Extreme Heatwaves Sweep India
It's been almost four months of extreme heat and above normal temperatures. In places like Delhi this has been coupled with high levels of air pollution. A brief look at what the top takeaways are...
The world has just seen June’s hottest day, based on surface air temperature, ever recorded. India’s weeks-long heatwave has been warmer by 1.5°C than any other observed previously.
Heat waves are lashing north India as they have for weeks now with little break. Walking outdoors at midday, the sun can feel like hot sandpaper on the skin. This summer’s heat waves are more than twice as long as they usually are in several places.
A homeless woman’s shelter on the road. Delhi, June 2024. Above normal night temperatures mean little respite for the human body to recover from the day’s extreme heat.
For people who have little option but to spend hours if not entire days with little or no shelter the health risks are far worse. It ranges from disorientation to heat exhaustion and heat stroke which could rapidly turn fatal unless the person is rapidly cooled. Night temperatures in some places, like Prayagraj (earlier called Allahabad) have been over 6 degrees hotter on some days.
(Read the heat-related health warnings, do’s and don’ts here by India’s disaster management authority)
A street vendor at a major road in New Delhi under the blazing sun.

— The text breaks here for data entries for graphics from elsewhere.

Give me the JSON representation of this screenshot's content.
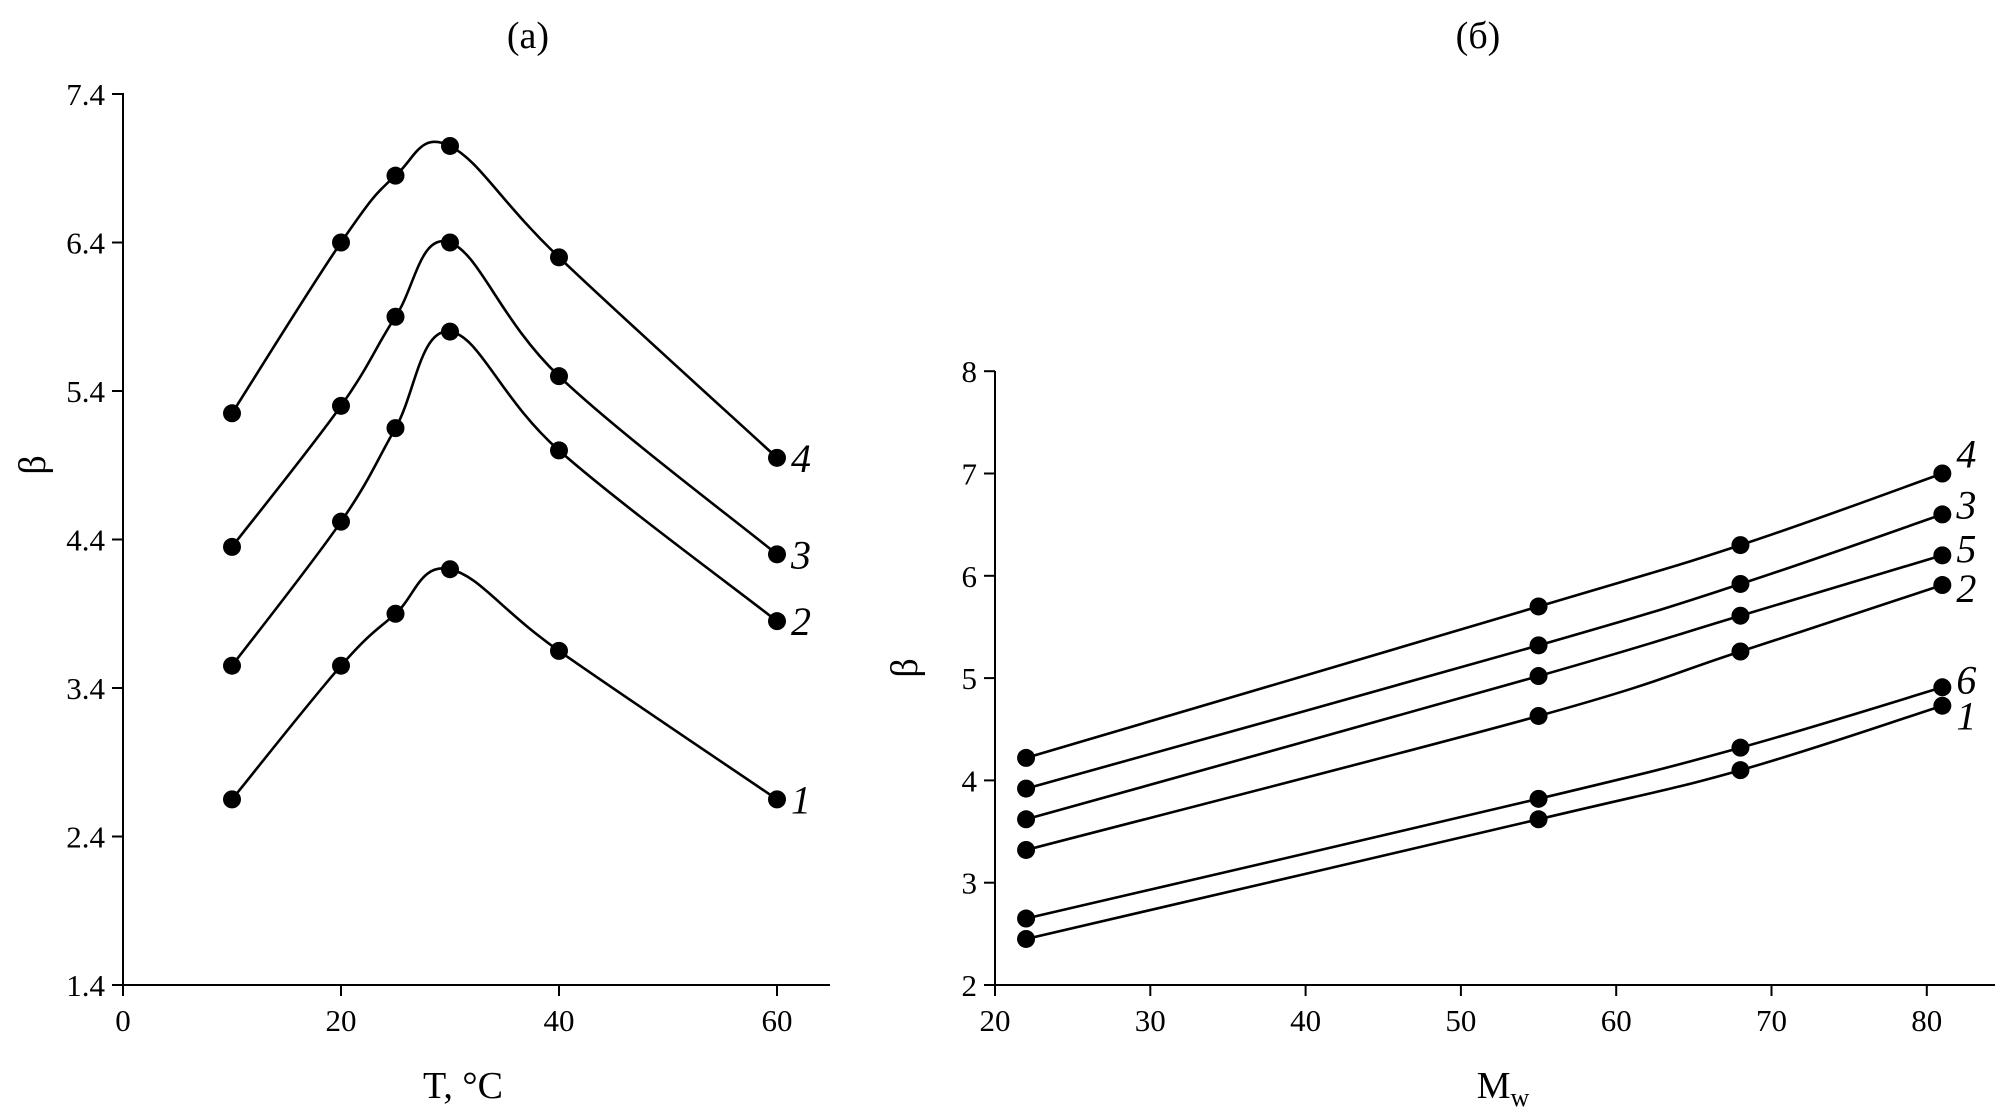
{
  "chart_data": [
    {
      "type": "line",
      "title": "(а)",
      "xlabel": "T, °C",
      "ylabel": "β",
      "xlim": [
        0,
        65
      ],
      "ylim": [
        1.4,
        7.4
      ],
      "xticks": [
        "0",
        "20",
        "40",
        "60"
      ],
      "yticks": [
        "1.4",
        "2.4",
        "3.4",
        "4.4",
        "5.4",
        "6.4",
        "7.4"
      ],
      "x": [
        10,
        20,
        25,
        30,
        40,
        60
      ],
      "series": [
        {
          "name": "1",
          "values": [
            2.65,
            3.55,
            3.9,
            4.2,
            3.65,
            2.65
          ]
        },
        {
          "name": "2",
          "values": [
            3.55,
            4.52,
            5.15,
            5.8,
            5.0,
            3.85
          ]
        },
        {
          "name": "3",
          "values": [
            4.35,
            5.3,
            5.9,
            6.4,
            5.5,
            4.3
          ]
        },
        {
          "name": "4",
          "values": [
            5.25,
            6.4,
            6.85,
            7.05,
            6.3,
            4.95
          ]
        }
      ]
    },
    {
      "type": "line",
      "title": "(б)",
      "xlabel": "M",
      "xlabel_sub": "w",
      "ylabel": "β",
      "xlim": [
        20,
        85
      ],
      "ylim": [
        2,
        8
      ],
      "xticks": [
        "20",
        "30",
        "40",
        "50",
        "60",
        "70",
        "80"
      ],
      "yticks": [
        "2",
        "3",
        "4",
        "5",
        "6",
        "7",
        "8"
      ],
      "x": [
        22,
        55,
        68,
        81
      ],
      "series": [
        {
          "name": "1",
          "values": [
            2.45,
            3.62,
            4.1,
            4.73
          ]
        },
        {
          "name": "6",
          "values": [
            2.65,
            3.82,
            4.32,
            4.91
          ]
        },
        {
          "name": "2",
          "values": [
            3.32,
            4.63,
            5.26,
            5.91
          ]
        },
        {
          "name": "5",
          "values": [
            3.62,
            5.02,
            5.61,
            6.2
          ]
        },
        {
          "name": "3",
          "values": [
            3.92,
            5.32,
            5.92,
            6.6
          ]
        },
        {
          "name": "4",
          "values": [
            4.22,
            5.7,
            6.3,
            7.0
          ]
        }
      ]
    }
  ]
}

For this heat wave story, Hundreds Die in India’s Record-breaking Heatwaves Despite Warnings and Urgent Advisories, for Health Policy Watch, a street vendor told me on one of the cooler days (it was only 41° that day) that it was “bearable” and it was only people who spent their time in air-conditioned rooms found it hard. But he accepted that it had been very hard when temperatures were higher.
On the 15th June, some stations in Delhi were 7° hotter, and Chandigarh airport about 250 km further up north was +8 at 44.9°.
When the sun goes down temperatures dip but the heat lingers. Turn on the cold water tap and the temperature is hot. I measured this at home and at 37.7°C it was almost nine degrees hotter than the ambient room temp.
Watch out for danger signs. What to do in case of heat stroke or exhaustion. Click →
Source: Times of India
The Indian Meteorological Department has upped its game and reports the heat and other weather warnings multiple times a day. Its messages, and that of the health and disaster management departments, include steps on how people can protect themselves and their loved ones. But how effective is this comms outreach? As hundreds, perhaps more, die of heat-related causes in the past few months, will lessons be learned, particularly for the implementation of heat action plans at the grassroots level?

Climate scientists have calculated that heatwaves will become worse - longer and more intense. India just got a devastating whiff of the future.
Summers have always been hot in India, so much of the red on the map on the left isn’t unusual. It’s the above-normal temperatures in the ‘departure’ map that indicates extreme heat.
Source: India Meteorological Department
Double blow
The extreme heat in some places has coincided with another health risk. Delhi’s air pollution has been well above the WHO’s safe levels for both microscopic PM 2.5 and the larger PM 10 pollutants.
The state government has, after several weeks of heat and air pollution, announced a plan from 15th June to control air pollution. It includes measures like growing trees and controlling dust from construction sites.